About this time, a deputy sheriff pulled up, lights flashing, and asked if I needed help. I think I started to babble like an idiot about kittens under my car. I figured he was about to scold me for being in the way of traffic or something, but instead, he got out of the car, blocked traffic, and helped me round up the first two kittens. By this time, I had decided to put them back in the car and get away from the side of the road and try to figure it out from there.

This left the scrawny, starved little one that I pulled over for in the first place. The kitty led the deputy and me on a merry chase from one side of my car to the other, then finally crossed the road, ran up a bank and into the field. I guess this was the deputy's last straw. He more or less told me it was over and that I should move along, so I did. Next, I did what any mature, responsible woman would do. I called my mommy and asked if I could bring the kittens to her.

My wonderful, compassionate mother lives on eleven acres of wooded land and has been taking in strays since I can remember. So she took in Fred and George, too. (That's what Kristi named them. If you've read any Harry Potter, you'll understand.)

My mother also fretted over the one that got away and asked Kristi and me to go back and look for it the next day. I figured we would never find it again, but the minute we pulled over and called "Kitty, kitty," it started squealing and came out. It was obviously starving and would dart toward us to get food but we couldn't catch it. I left more depressed than when I started, figuring I would have to make the drive out to the middle of nowhere every day to feed the ornery little cuss, because I couldn't leave it to starve.

But next day, I was better prepared. I had an upturned cat carrier in the floorboard of my car, with the door wide open. I draped a towel around my neck and took some nice smelly fish with me when I called the cat. He was so enraptured with the fried fish that he didn't notice when I slipped the towel from around my neck and dropped it over him.
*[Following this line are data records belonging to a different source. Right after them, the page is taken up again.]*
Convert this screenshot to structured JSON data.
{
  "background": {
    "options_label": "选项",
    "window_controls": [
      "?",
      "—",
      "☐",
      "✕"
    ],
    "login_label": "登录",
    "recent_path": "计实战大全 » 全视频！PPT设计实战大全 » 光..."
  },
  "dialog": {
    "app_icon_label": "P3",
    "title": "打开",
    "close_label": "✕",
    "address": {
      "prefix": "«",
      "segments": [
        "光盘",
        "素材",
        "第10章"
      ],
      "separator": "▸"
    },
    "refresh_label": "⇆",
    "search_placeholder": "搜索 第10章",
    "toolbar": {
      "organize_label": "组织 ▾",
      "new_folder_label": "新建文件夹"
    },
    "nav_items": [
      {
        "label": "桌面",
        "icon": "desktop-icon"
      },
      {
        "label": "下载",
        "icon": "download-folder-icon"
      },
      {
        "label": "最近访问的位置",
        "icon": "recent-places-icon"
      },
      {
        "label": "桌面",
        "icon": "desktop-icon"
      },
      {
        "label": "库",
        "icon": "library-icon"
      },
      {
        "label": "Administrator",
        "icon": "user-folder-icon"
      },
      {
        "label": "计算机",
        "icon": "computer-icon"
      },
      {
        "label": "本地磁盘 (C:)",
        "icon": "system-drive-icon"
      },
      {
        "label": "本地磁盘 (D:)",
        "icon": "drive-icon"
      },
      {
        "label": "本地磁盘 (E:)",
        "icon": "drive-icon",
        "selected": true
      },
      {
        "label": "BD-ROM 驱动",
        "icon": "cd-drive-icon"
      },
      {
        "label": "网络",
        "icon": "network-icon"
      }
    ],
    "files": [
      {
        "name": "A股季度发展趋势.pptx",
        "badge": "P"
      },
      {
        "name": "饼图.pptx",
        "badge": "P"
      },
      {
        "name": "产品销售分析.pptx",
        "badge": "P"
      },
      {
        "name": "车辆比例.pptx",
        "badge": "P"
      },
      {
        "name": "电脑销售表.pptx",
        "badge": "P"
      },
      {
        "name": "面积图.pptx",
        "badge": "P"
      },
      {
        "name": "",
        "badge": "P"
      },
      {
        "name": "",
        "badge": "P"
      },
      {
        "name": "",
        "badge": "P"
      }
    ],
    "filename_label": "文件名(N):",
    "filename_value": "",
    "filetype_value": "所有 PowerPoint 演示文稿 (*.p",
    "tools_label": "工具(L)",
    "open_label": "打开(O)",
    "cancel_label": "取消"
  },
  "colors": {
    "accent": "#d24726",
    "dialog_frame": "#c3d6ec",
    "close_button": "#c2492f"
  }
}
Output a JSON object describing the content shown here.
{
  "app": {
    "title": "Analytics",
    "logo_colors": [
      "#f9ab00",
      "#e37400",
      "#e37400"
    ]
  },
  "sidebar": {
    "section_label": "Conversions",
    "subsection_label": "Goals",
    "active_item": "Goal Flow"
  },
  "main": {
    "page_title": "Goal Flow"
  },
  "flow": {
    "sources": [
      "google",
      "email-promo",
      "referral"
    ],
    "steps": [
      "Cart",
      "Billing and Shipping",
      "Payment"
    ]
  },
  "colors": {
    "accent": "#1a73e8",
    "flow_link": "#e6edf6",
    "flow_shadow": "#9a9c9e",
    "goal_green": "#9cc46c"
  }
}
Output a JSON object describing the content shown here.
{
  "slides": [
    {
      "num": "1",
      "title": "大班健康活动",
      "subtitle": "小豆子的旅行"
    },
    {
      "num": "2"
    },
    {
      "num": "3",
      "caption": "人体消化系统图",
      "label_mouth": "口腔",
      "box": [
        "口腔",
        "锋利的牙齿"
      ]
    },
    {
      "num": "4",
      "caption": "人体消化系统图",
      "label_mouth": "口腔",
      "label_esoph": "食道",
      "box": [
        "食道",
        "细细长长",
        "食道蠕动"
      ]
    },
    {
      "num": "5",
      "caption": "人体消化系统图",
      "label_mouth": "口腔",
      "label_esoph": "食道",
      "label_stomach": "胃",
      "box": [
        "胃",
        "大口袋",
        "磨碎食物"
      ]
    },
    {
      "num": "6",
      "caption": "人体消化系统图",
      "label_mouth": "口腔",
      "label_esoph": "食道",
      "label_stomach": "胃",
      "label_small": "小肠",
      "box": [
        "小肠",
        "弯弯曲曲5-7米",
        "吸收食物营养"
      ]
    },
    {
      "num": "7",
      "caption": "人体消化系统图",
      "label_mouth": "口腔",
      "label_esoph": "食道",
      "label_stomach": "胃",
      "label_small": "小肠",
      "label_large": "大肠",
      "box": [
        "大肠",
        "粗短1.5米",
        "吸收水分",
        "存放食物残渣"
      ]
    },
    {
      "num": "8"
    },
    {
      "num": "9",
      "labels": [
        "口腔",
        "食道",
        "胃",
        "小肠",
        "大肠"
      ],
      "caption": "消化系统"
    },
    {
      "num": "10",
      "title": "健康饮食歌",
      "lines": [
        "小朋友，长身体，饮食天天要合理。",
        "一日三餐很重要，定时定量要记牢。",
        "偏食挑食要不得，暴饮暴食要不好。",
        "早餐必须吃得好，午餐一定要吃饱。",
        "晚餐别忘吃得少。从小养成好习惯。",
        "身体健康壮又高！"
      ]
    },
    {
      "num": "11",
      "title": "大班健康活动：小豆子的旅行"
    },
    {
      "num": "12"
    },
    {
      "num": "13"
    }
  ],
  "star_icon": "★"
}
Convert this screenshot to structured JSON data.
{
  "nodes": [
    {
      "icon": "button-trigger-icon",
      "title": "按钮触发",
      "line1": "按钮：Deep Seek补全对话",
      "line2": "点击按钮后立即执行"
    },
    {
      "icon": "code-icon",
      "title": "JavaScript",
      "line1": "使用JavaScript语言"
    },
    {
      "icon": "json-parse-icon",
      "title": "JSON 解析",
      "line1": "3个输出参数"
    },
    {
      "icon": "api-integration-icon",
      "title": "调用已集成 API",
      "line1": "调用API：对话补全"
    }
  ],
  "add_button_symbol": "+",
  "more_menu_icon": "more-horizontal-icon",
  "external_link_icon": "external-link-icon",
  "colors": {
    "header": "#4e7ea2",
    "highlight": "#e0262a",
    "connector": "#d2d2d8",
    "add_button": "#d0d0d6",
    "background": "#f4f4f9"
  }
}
He noticed then, though. I grabbed him up, completely wrapped in the towel, and you never heard such snarling and growling from such a little package. I'm sure in cat language it was very, very bad.
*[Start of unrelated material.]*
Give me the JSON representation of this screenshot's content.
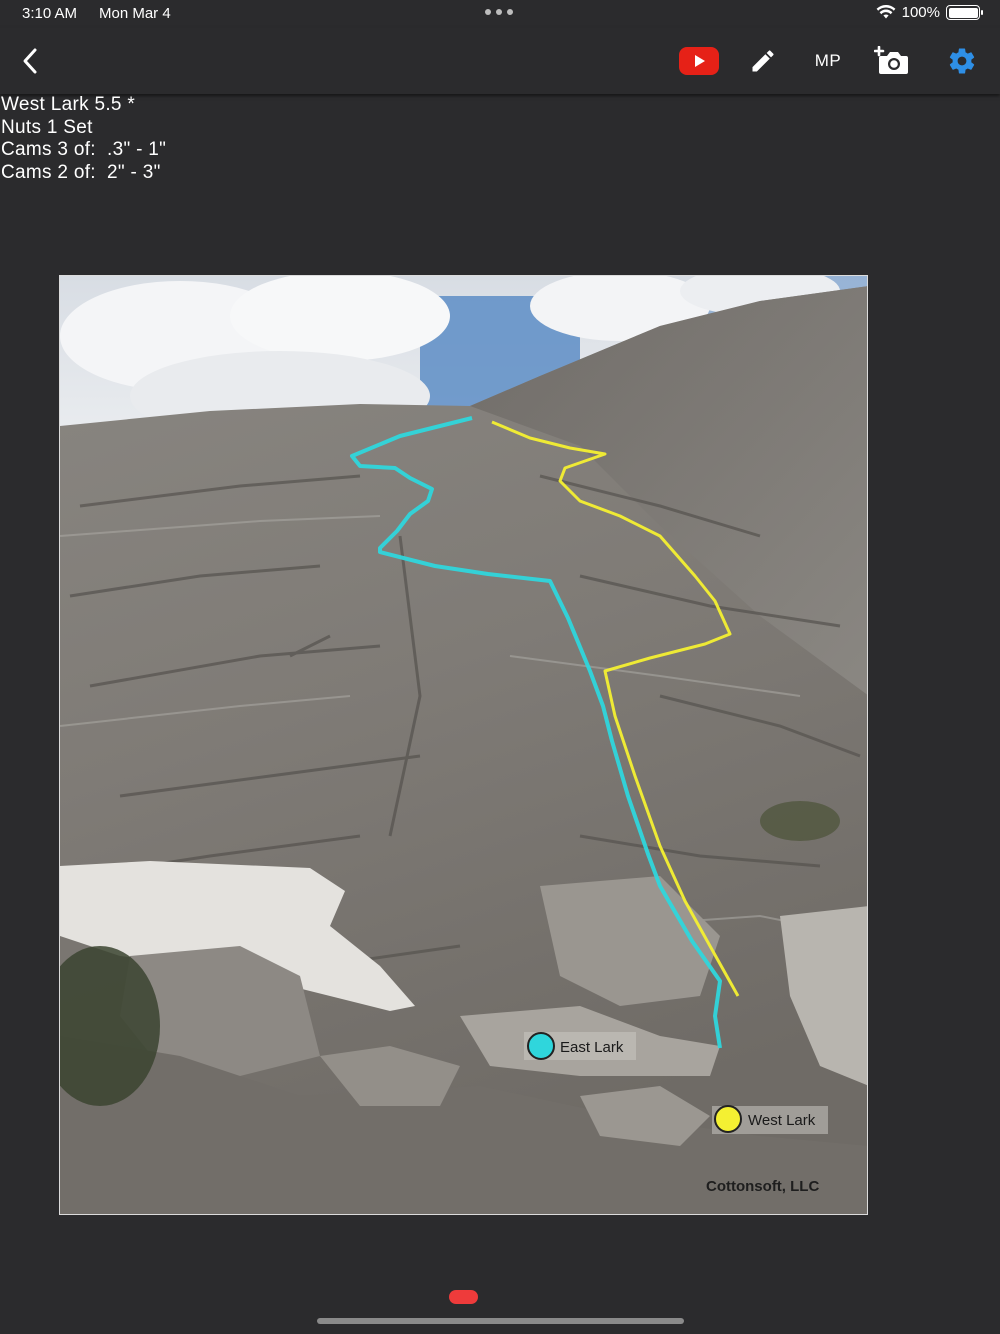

I've also never seen such a little package eat so much. When we got to my mother's he ate tuna fish, drank milk, and then found the other cats' food and polished that off.

This would be a great story even if this were the ending. But it's not. My mother, who has not had a stray cat show up in her yard for several years, called me a few hours later and told me that she had just looked out the window and seen two additional kittens in the yard. Can you believe that! I dump three stray kittens on her and on the SAME DAY, two more show up!

Today, a colleague at the library said she might have seen a stray kitten outside. I turned and ran the other way.


  1. They know where to find you, Robin. I think kittens are a little like used car salesmen. They know who the suckers are. Just kidding. It's a wonderful thing to do, and that poor little thing was really suffering. Have you seen him anymore? Is he hanging around gramma's house a lot?

  2. So cute, Robin! I couldn't help laughing out loud! First at the cop and then at how you were afraid you were going to have to back and feed the little cuss every day!!!
    I once rescued a starving kitty. That was a long time ago.

  3. Our town is out in the country, and I hear that a lot of people form the Kansas City suburbs will dump their no-longer-wanted cats and dogs out in the country, thinking they'll be fine. It's so sad.

    So you made me happy, Robin, even though I'm not an animal person. I don't think I could have slept if you hadn't found that poor starving kitten.